But not a dyke stripper, unfortunately.
Gawd diggity dagnammit!
Back to work upon ye morrow, and the follicular plumage is still all chocolate limey. Or Hulkified after Brucie Banner has been a-wallowing in mud.
So, I got meself a Max Strength artificial color extractor.
"Restore your barnet back to it's true natural color (caveat: won't restore original color on bleached hair1)" quoth the article.
Coolio - strip out the greens blues and reds, and back to my natural color with a bleachy bonce topper of a bushy mowie.
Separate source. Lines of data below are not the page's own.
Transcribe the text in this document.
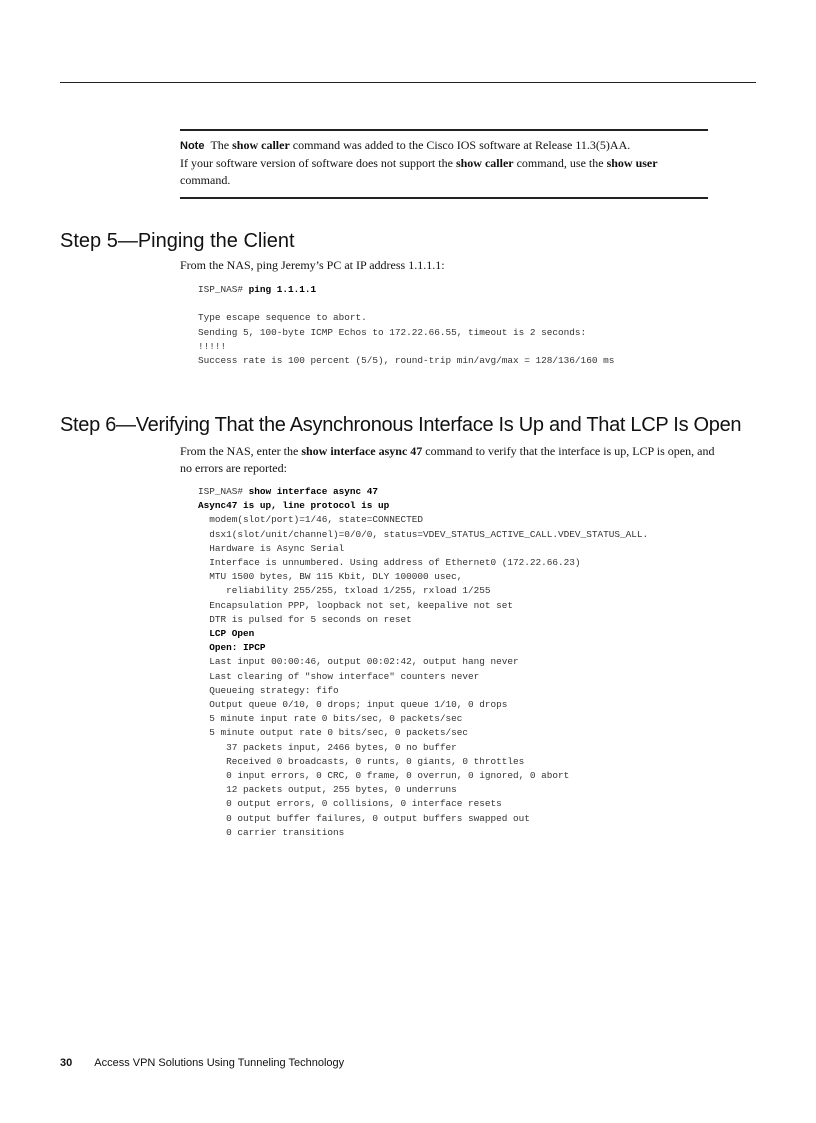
Note The show caller command was added to the Cisco IOS software at Release 11.3(5)AA.

If your software version of software does not support the show caller command, use the show user command.

Step 5—Pinging the Client

From the NAS, ping Jeremy’s PC at IP address 1.1.1.1:

ISP_NAS# ping 1.1.1.1

Type escape sequence to abort.
Sending 5, 100-byte ICMP Echos to 172.22.66.55, timeout is 2 seconds:
!!!!!
Success rate is 100 percent (5/5), round-trip min/avg/max = 128/136/160 ms
Step 6—Verifying That the Asynchronous Interface Is Up and That LCP Is Open

From the NAS, enter the show interface async 47 command to verify that the interface is up, LCP is open, and no errors are reported:

ISP_NAS# show interface async 47
Async47 is up, line protocol is up
modem(slot/port)=1/46, state=CONNECTED
dsx1(slot/unit/channel)=0/0/0, status=VDEV_STATUS_ACTIVE_CALL.VDEV_STATUS_ALL.
Hardware is Async Serial
Interface is unnumbered. Using address of Ethernet0 (172.22.66.23)
MTU 1500 bytes, BW 115 Kbit, DLY 100000 usec,
reliability 255/255, txload 1/255, rxload 1/255
Encapsulation PPP, loopback not set, keepalive not set
DTR is pulsed for 5 seconds on reset
LCP Open
Open: IPCP
Last input 00:00:46, output 00:02:42, output hang never
Last clearing of "show interface" counters never
Queueing strategy: fifo
Output queue 0/10, 0 drops; input queue 1/10, 0 drops
5 minute input rate 0 bits/sec, 0 packets/sec
5 minute output rate 0 bits/sec, 0 packets/sec
37 packets input, 2466 bytes, 0 no buffer
Received 0 broadcasts, 0 runts, 0 giants, 0 throttles
0 input errors, 0 CRC, 0 frame, 0 overrun, 0 ignored, 0 abort
12 packets output, 255 bytes, 0 underruns
0 output errors, 0 collisions, 0 interface resets
0 output buffer failures, 0 output buffers swapped out
0 carrier transitions
30 Access VPN Solutions Using Tunneling Technology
So, after a hairwash, an hour of decolor gloop on the barnet, 10 minute rinse, a 5 minute buffering, another 5 minute rince, another 10 minute buffering, a final 5 min rinse, then a further shampoo to be on the safe side...
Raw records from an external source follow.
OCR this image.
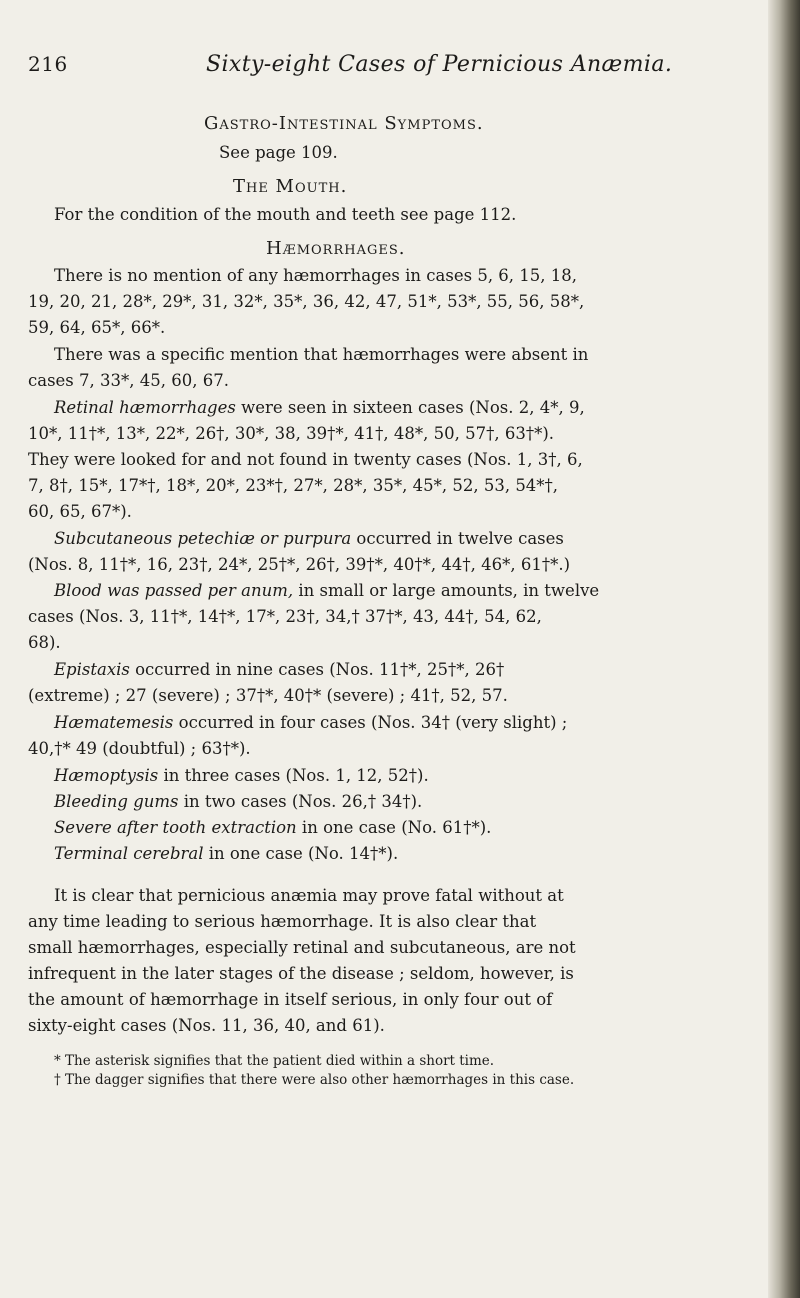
216	Sixty-eight Cases of Pernicious Anæmia.
Gastro-Intestinal Symptoms.
See page 109.
The Mouth.
For the condition of the mouth and teeth see page 112.
Hæmorrhages.
There is no mention of any hæmorrhages in cases 5, 6, 15, 18,
19, 20, 21, 28*, 29*, 31, 32*, 35*, 36, 42, 47, 51*, 53*, 55, 56, 58*,
59, 64, 65*, 66*.
There was a specific mention that hæmorrhages were absent in
cases 7, 33*, 45, 60, 67.
Retinal hæmorrhages were seen in sixteen cases (Nos. 2, 4*, 9,
10*, 11†*, 13*, 22*, 26†, 30*, 38, 39†*, 41†, 48*, 50, 57†, 63†*).
They were looked for and not found in twenty cases (Nos. 1, 3†, 6,
7, 8†, 15*, 17*†, 18*, 20*, 23*†, 27*, 28*, 35*, 45*, 52, 53, 54*†,
60, 65, 67*).
Subcutaneous petechiæ or purpura occurred in twelve cases
(Nos. 8, 11†*, 16, 23†, 24*, 25†*, 26†, 39†*, 40†*, 44†, 46*, 61†*.)
Blood was passed per anum, in small or large amounts, in twelve
cases (Nos. 3, 11†*, 14†*, 17*, 23†, 34,† 37†*, 43, 44†, 54, 62,
68).
Epistaxis occurred in nine cases (Nos. 11†*, 25†*, 26†
(extreme) ; 27 (severe) ; 37†*, 40†* (severe) ; 41†, 52, 57.
Hæmatemesis occurred in four cases (Nos. 34† (very slight) ;
40,†* 49 (doubtful) ; 63†*).
Hæmoptysis in three cases (Nos. 1, 12, 52†).
Bleeding gums in two cases (Nos. 26,† 34†).
Severe after tooth extraction in one case (No. 61†*).
Terminal cerebral in one case (No. 14†*).
It is clear that pernicious anæmia may prove fatal without at
any time leading to serious hæmorrhage. It is also clear that
small hæmorrhages, especially retinal and subcutaneous, are not
infrequent in the later stages of the disease ; seldom, however, is
the amount of hæmorrhage in itself serious, in only four out of
sixty-eight cases (Nos. 11, 36, 40, and 61).
* The asterisk signifies that the patient died within a short time.
† The dagger signifies that there were also other hæmorrhages in this case.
...and now I has a pissy asparagusy greeny-yellow befouling of me cranial forestry!
Not to mention the random clumps of color that refused to be extracated!
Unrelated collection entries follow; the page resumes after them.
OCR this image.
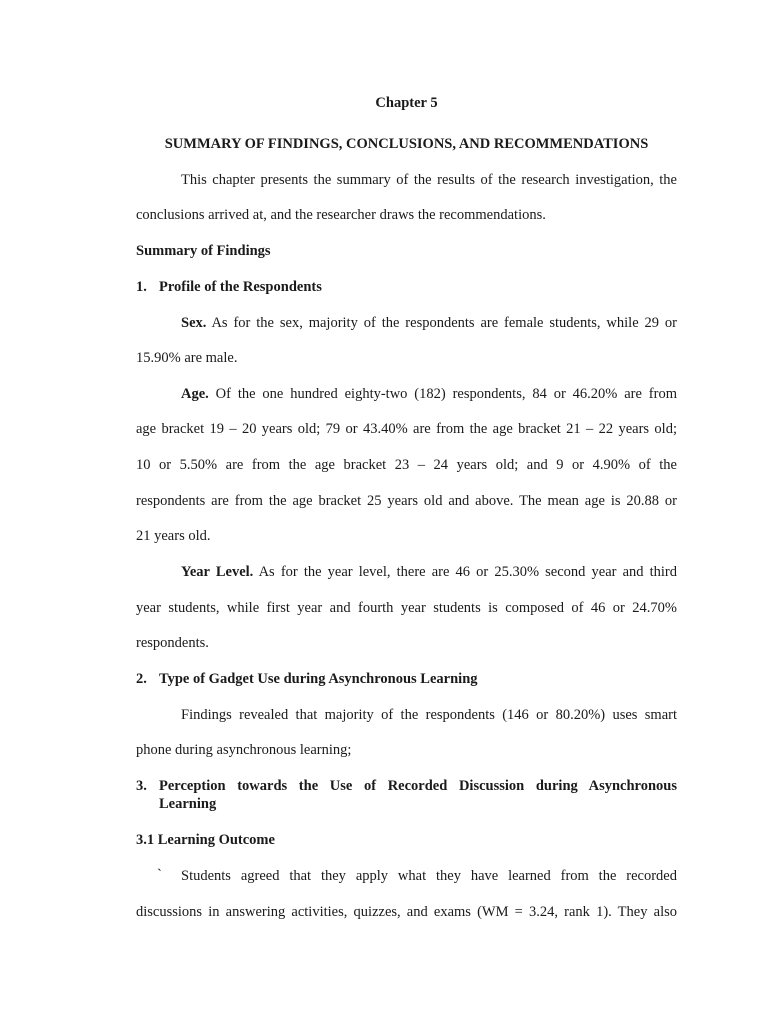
Chapter 5
SUMMARY OF FINDINGS, CONCLUSIONS, AND RECOMMENDATIONS
This chapter presents the summary of the results of the research investigation, the
conclusions arrived at, and the researcher draws the recommendations.
Summary of Findings
1. Profile of the Respondents
Sex. As for the sex, majority of the respondents are female students, while 29 or
15.90% are male.
Age. Of the one hundred eighty-two (182) respondents, 84 or 46.20% are from
age bracket 19 – 20 years old; 79 or 43.40% are from the age bracket 21 – 22 years old;
10 or 5.50% are from the age bracket 23 – 24 years old; and 9 or 4.90% of the
respondents are from the age bracket 25 years old and above. The mean age is 20.88 or
21 years old.
Year Level. As for the year level, there are 46 or 25.30% second year and third
year students, while first year and fourth year students is composed of 46 or 24.70%
respondents.
2. Type of Gadget Use during Asynchronous Learning
Findings revealed that majority of the respondents (146 or 80.20%) uses smart
phone during asynchronous learning;
3. Perception towards the Use of Recorded Discussion during Asynchronous
Learning
3.1 Learning Outcome
` Students agreed that they apply what they have learned from the recorded
discussions in answering activities, quizzes, and exams (WM = 3.24, rank 1). They also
A huge dollop of green on one bauble, a hint of pink on another, random gloppy bits of gaudily wrapped present...
grrrrr!
Looks like another 2 hours wasted tomorrow night. Instead of Takeshi's Castle and Kari Byron, it's a case of monging about with foul stenched ammonial spunky stuff lightening me lovely locks.
Buggeration!
1 SERIOUSLY? DO THEY REALLY NEED TO ANNOUNCE THAT ARTIFICIAL COLOR STRIPPER WON'T STRIP OUT BLEACH AND RESTORE YOUR BRUNETTE LOCKS? I'M SURPRISED IT DOESN'T SAY ANYTHING ABOUT CONTAINING NUTS, OR NOT TO USE ON NOB AND BOLLOCKS IF YOU'VE BEEN DYING YOUR PUBES!